Ils sont accusés d’avoir recruté de jeunes Nigérians pour des activités d’ »usurpation d’identité » et « de nationalité étrangère ».
« Le tribunal a également ordonné la confiscation des appareils saisis auprès des condamnés au profit du gouvernement fédéral du Nigeria », a ajouté M. Oyewale.
Le pays le plus peuplé d’Afrique est depuis des années cité pour les pratiques ses cyber-fraudeurs, connus dans l’argot local sous le nom de « Yahoo Boys ».
Au cours des derniers mois, l’EFCC a mené de multiples les opérations dans des centres de formation clandestins où de jeunes Nigérians apprennent les rouages de la fraude en ligne.

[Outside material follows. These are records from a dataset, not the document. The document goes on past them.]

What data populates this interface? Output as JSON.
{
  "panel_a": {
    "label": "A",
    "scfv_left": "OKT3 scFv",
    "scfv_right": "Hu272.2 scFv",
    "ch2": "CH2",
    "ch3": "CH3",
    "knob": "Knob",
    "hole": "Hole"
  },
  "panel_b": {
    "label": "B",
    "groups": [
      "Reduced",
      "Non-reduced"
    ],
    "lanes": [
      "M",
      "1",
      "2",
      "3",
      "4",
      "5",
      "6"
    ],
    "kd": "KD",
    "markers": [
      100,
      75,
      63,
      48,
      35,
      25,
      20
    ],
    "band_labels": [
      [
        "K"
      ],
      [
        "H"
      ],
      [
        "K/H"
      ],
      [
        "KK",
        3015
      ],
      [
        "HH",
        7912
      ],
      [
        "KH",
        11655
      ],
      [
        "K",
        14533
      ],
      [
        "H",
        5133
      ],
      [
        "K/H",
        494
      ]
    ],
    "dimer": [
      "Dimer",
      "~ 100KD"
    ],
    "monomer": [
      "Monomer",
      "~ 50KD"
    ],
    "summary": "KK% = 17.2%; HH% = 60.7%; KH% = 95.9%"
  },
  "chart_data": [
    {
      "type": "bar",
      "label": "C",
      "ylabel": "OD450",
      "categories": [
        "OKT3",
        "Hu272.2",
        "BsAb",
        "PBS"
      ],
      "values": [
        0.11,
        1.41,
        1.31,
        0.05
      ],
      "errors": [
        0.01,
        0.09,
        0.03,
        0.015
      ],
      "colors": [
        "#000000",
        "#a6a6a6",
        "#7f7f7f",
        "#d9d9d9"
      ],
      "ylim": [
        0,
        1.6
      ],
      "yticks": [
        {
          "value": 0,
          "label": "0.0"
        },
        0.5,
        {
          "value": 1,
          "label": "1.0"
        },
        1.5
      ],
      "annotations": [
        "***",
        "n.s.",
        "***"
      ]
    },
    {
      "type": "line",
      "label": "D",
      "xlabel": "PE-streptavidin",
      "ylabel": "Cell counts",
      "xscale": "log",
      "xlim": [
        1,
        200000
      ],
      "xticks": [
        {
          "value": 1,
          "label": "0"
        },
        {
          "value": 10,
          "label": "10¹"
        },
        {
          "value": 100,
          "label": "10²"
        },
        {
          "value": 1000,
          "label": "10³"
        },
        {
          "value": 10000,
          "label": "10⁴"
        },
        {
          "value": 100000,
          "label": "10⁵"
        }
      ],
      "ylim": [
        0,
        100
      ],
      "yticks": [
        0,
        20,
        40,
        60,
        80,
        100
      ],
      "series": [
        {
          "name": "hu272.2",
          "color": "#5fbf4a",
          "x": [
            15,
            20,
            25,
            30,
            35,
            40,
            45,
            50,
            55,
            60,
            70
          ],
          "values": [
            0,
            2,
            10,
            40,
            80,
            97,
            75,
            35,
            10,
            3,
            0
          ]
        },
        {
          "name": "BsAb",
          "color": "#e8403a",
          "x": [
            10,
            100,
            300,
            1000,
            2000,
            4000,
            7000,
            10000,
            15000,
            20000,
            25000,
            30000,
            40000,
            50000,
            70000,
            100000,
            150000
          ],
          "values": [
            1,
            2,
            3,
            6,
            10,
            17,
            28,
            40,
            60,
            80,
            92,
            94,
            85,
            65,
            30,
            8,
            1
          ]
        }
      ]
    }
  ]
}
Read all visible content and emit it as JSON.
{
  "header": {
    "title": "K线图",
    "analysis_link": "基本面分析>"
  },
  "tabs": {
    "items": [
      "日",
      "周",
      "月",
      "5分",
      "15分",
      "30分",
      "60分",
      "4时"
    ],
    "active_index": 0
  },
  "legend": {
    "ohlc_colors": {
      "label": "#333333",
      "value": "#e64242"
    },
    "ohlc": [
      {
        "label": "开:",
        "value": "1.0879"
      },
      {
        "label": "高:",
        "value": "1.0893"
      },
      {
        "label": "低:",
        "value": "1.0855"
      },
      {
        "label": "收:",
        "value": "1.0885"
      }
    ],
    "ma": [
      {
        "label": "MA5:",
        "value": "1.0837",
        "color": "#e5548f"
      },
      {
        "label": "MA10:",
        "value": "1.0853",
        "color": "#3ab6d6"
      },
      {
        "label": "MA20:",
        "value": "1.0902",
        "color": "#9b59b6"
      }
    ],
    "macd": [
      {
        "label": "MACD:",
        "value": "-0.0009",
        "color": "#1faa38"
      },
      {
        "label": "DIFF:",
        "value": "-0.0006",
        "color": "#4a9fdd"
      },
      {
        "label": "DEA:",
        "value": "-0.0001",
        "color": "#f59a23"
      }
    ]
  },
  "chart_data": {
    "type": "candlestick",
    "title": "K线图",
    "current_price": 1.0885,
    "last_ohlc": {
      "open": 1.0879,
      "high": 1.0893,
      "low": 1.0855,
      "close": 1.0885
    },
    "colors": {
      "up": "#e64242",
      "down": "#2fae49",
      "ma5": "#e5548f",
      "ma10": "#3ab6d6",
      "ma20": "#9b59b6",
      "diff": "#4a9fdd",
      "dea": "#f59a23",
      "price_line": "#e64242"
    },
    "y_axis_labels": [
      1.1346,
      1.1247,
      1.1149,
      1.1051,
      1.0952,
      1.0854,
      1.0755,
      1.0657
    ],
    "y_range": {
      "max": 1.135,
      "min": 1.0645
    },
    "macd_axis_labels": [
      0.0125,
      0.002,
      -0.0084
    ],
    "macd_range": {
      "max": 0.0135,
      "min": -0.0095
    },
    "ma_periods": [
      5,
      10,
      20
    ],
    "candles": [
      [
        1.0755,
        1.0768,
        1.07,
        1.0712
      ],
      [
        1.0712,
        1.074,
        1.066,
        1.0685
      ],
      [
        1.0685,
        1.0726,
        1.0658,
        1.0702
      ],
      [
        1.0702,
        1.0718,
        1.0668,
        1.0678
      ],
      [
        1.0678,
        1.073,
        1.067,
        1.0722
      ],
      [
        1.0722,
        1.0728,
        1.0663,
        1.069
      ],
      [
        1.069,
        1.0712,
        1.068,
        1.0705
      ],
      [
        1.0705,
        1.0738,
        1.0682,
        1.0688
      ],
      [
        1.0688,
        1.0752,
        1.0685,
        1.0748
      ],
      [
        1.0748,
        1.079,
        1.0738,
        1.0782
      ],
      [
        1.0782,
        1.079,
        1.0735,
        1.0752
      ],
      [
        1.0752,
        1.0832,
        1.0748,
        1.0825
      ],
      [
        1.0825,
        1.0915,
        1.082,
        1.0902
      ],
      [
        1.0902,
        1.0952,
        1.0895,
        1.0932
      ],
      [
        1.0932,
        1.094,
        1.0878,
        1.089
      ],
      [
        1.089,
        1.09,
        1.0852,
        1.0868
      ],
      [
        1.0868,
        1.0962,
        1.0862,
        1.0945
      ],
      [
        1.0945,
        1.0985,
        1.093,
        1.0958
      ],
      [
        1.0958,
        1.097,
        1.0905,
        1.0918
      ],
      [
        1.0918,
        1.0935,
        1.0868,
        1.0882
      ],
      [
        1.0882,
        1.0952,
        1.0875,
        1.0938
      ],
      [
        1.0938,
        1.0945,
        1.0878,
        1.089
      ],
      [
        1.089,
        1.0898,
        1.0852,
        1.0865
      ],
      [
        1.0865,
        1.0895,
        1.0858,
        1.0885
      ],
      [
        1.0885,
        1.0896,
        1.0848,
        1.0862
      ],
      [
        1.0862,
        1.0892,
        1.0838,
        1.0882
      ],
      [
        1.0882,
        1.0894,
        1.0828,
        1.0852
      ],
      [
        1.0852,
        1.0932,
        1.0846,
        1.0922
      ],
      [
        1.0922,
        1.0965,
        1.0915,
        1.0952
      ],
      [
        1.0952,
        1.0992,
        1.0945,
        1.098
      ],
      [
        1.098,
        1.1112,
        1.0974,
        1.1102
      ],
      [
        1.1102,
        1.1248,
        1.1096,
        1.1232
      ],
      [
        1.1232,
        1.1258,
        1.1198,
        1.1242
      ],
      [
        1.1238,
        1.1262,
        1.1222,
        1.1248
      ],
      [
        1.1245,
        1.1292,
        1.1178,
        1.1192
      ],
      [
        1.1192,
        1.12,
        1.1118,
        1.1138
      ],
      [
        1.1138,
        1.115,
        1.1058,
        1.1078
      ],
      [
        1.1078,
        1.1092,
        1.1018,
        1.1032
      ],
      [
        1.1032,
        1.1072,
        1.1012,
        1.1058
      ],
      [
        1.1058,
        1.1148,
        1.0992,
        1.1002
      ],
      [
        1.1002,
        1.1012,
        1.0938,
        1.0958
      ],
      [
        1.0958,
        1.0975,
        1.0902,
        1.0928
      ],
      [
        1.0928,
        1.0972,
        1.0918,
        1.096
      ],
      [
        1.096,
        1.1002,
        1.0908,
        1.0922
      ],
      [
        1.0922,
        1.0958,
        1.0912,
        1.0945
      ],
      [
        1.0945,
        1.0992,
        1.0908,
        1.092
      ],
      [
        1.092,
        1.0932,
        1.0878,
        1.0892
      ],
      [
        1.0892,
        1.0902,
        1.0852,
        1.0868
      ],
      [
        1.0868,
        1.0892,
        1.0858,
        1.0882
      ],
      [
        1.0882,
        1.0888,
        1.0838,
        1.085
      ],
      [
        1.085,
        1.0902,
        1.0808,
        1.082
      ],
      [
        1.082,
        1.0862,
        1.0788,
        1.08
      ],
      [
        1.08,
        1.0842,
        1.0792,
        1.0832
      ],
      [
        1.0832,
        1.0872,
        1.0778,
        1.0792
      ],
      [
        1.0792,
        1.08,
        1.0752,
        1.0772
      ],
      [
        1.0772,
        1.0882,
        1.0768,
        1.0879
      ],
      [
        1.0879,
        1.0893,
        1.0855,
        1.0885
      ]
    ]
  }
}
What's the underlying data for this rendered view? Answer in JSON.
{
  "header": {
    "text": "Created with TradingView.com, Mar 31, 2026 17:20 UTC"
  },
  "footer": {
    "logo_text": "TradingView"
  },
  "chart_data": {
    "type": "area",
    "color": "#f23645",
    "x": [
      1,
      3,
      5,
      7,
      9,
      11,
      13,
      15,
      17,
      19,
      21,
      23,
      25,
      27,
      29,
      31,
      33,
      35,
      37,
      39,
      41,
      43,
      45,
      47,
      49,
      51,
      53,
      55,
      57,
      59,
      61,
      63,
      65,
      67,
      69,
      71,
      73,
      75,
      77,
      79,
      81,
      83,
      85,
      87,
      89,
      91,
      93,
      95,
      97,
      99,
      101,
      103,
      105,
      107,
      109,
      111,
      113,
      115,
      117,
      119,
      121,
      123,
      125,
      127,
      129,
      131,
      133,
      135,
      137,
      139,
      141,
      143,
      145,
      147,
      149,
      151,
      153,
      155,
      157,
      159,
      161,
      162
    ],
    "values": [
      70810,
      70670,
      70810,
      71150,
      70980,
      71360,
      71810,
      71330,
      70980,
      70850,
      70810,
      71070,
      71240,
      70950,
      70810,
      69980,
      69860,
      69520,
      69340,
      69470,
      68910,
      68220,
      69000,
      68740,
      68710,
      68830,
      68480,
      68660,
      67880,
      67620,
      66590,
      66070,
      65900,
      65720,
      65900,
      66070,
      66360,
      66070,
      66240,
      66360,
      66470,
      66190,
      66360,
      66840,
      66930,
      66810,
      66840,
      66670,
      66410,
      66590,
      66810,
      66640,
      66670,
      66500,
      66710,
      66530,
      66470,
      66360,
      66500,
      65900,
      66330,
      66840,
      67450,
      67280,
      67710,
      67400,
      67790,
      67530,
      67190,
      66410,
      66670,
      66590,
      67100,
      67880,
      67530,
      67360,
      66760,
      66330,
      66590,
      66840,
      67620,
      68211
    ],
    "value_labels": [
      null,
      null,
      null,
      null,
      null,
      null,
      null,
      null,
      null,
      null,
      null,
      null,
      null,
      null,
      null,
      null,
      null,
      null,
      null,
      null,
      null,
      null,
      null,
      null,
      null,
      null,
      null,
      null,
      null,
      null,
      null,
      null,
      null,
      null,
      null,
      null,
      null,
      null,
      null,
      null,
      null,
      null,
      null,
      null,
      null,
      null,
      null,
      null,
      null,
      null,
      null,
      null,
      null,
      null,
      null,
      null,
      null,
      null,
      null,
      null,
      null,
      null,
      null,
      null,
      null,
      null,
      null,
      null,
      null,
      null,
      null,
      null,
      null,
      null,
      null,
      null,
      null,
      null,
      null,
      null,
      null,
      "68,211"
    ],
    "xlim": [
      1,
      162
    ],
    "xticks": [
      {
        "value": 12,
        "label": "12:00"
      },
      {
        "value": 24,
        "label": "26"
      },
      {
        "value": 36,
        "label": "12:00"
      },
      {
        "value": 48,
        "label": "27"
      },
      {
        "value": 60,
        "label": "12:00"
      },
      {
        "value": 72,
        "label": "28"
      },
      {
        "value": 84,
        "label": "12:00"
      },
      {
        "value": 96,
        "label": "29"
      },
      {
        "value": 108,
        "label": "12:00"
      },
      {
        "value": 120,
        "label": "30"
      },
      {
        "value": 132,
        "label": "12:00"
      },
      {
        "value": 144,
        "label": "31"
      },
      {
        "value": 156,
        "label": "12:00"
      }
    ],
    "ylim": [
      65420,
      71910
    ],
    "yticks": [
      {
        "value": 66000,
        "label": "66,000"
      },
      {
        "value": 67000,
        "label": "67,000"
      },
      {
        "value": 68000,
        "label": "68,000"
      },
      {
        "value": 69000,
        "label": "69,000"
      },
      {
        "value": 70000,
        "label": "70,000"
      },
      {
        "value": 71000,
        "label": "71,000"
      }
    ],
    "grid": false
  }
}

Des experts en cybersécurité alertent également sur la présence croissante de groupes « étrangers du cybercrime » profitant des failles du système nigérian pour opérer dans le pays.
Selon l’agence, ces groupes étrangers enrôlent des complices nigérians pour piéger des victimes en ligne via des techniques de hameçonnage, ciblant principalement des citoyens américains, canadiens, mexicains et européens.
En décembre, l’EFCC a procédé à l’arrestation de 792 suspects dans le quartier de Victoria Island à Lagos. Parmi eux, figuraient 192 ressortissants étrangers, dont 148 Chinois.